Spiritual Journey To Infrastructure Journey


“Dan serulah kepada manusia untuk mengerjakan haji, niscaya mereka akan datang kepadamu dengan berjalan kaki dan mengendarai unta yang kurus yang datang dari segenap penjuru yang jauh” (Al-Hajj : 27)
            Indonesia merupakan Negara dengan populasi penduduk beragama Muslim terbesar di dunia. Kesadaran umat Islam untuk menjalankan rukun Islam kelima, untuk menunaikan Ibadah haji membuat niat dan keinginan tersebut belum terbendung dalam kuota pengiriman jamaah haji yang di Izinkan. Sehingga umat Islam Indonesia harus menunggu bertahun-tahun bahkan setelah bertahun-tahun pula mengumpulkan uang untuk dapat memenuhi syarat mendaftarkan diri sebagai peserta haji.

            Tahun ini sejumlah 221.000 orang jamaah asal Indonesia berangkat menuju tanah suci untuk melaksanakan Ibadah Haji. Sebuah pengharapan bagi umat Islam lainnya, menunggu dengan doa dan harap agar kelak diberikan kesempatan untuk  menjalankankan spritual journey, menyempurnakan rukun Islam. Harapan untuk penambahan kuota jamaah, harapan untuk fasilitas dan kenyamanan dalam beribadah, serta perlindungan dari pemerintah. Harapan itu tumbuh melalui semangat mencari receh demi receh, rupiah demi rupiah yang tertatih-tatih dikumpulkan umat Islam.

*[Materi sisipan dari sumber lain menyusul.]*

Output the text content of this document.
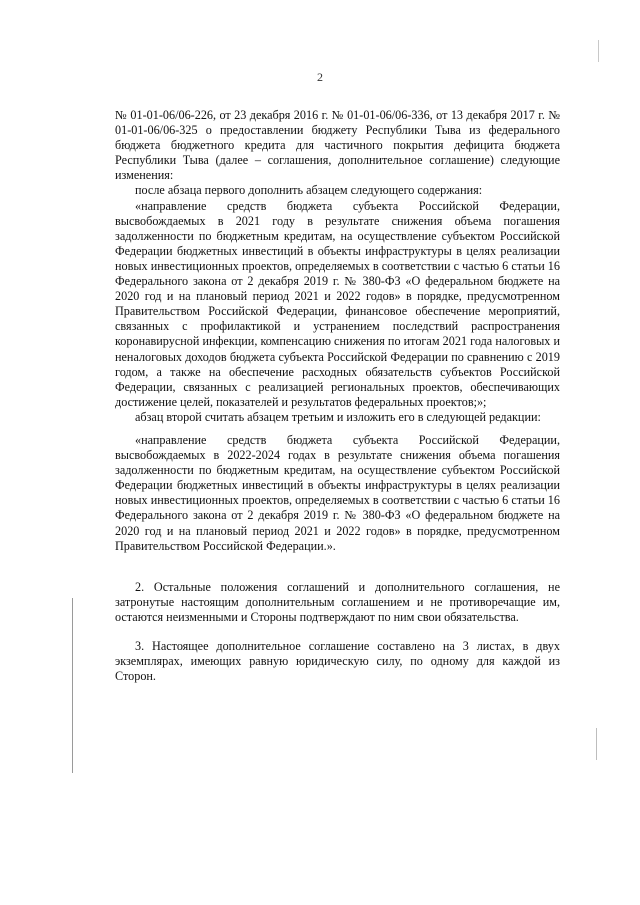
2

№ 01-01-06/06-226, от 23 декабря 2016 г. № 01-01-06/06-336, от 13 декабря 2017 г. № 01-01-06/06-325 о предоставлении бюджету Республики Тыва из федерального бюджета бюджетного кредита для частичного покрытия дефицита бюджета Республики Тыва (далее – соглашения, дополнительное соглашение) следующие изменения:

после абзаца первого дополнить абзацем следующего содержания:

«направление средств бюджета субъекта Российской Федерации, высвобождаемых в 2021 году в результате снижения объема погашения задолженности по бюджетным кредитам, на осуществление субъектом Российской Федерации бюджетных инвестиций в объекты инфраструктуры в целях реализации новых инвестиционных проектов, определяемых в соответствии с частью 6 статьи 16 Федерального закона от 2 декабря 2019 г. № 380-ФЗ «О федеральном бюджете на 2020 год и на плановый период 2021 и 2022 годов» в порядке, предусмотренном Правительством Российской Федерации, финансовое обеспечение мероприятий, связанных с профилактикой и устранением последствий распространения коронавирусной инфекции, компенсацию снижения по итогам 2021 года налоговых и неналоговых доходов бюджета субъекта Российской Федерации по сравнению с 2019 годом, а также на обеспечение расходных обязательств субъектов Российской Федерации, связанных с реализацией региональных проектов, обеспечивающих достижение целей, показателей и результатов федеральных проектов;»;

абзац второй считать абзацем третьим и изложить его в следующей редакции:

«направление средств бюджета субъекта Российской Федерации, высвобождаемых в 2022-2024 годах в результате снижения объема погашения задолженности по бюджетным кредитам, на осуществление субъектом Российской Федерации бюджетных инвестиций в объекты инфраструктуры в целях реализации новых инвестиционных проектов, определяемых в соответствии с частью 6 статьи 16 Федерального закона от 2 декабря 2019 г. № 380-ФЗ «О федеральном бюджете на 2020 год и на плановый период 2021 и 2022 годов» в порядке, предусмотренном Правительством Российской Федерации.».

2. Остальные положения соглашений и дополнительного соглашения, не затронутые настоящим дополнительным соглашением и не противоречащие им, остаются неизменными и Стороны подтверждают по ним свои обязательства.

3. Настоящее дополнительное соглашение составлено на 3 листах, в двух экземплярах, имеющих равную юридическую силу, по одному для каждой из Сторон.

            Akhur-akhir ini, timbul wacana pemerintah untuk memanfaatkan dana haji yang telah dikumpulkan rakyat untuk diInvestasikan kepada Infrastruktur yang dikelola oleh Badan Pengelola Keuangan Haji (BPKH). Secara yuridis Pasal 3 Undang-Undang Nomor 34 Tahun 2014 Tentang Pengelolaan Keuangan Haji telah memberikan batasan pengelolaan keuangan haji yaitu untuk meningkatkan:
a.       Kualitas Penyelenggaraan Ibadah Haji
b.      Rasionalitas dan Efisiensi Penggunaan BPIH (Biaya Penyelenggaraan Ibadah Haji)
c.       Manfaat bagi Kemaslahatan Umat.

Tegas sekali bahwa pengelolaan keuangan haji hanya dapat digunakan untuk 3 hal diatas. Dana haji boleh digunakan untuk Infrastruktur, namun yang bermanfaat bagi penyelenggaraan haji. Contohnya peningkatan fasilitas pusat pelatihan dan wisma haji atau Asrama haji (Akomodasi) selama penyelenggaraan Ibadah Haji. Hal itu akan lebih terasa manfaatnya bagi “pemilik dana”. Kemaslahatan umat yang dimaksud adalah seperti kegiatan pelayanan sebelum keberangkatan jamaah haji, ekonomi umat, pendidikan dan dakwah, serta pembangunan sarana dan prasarana ibadah.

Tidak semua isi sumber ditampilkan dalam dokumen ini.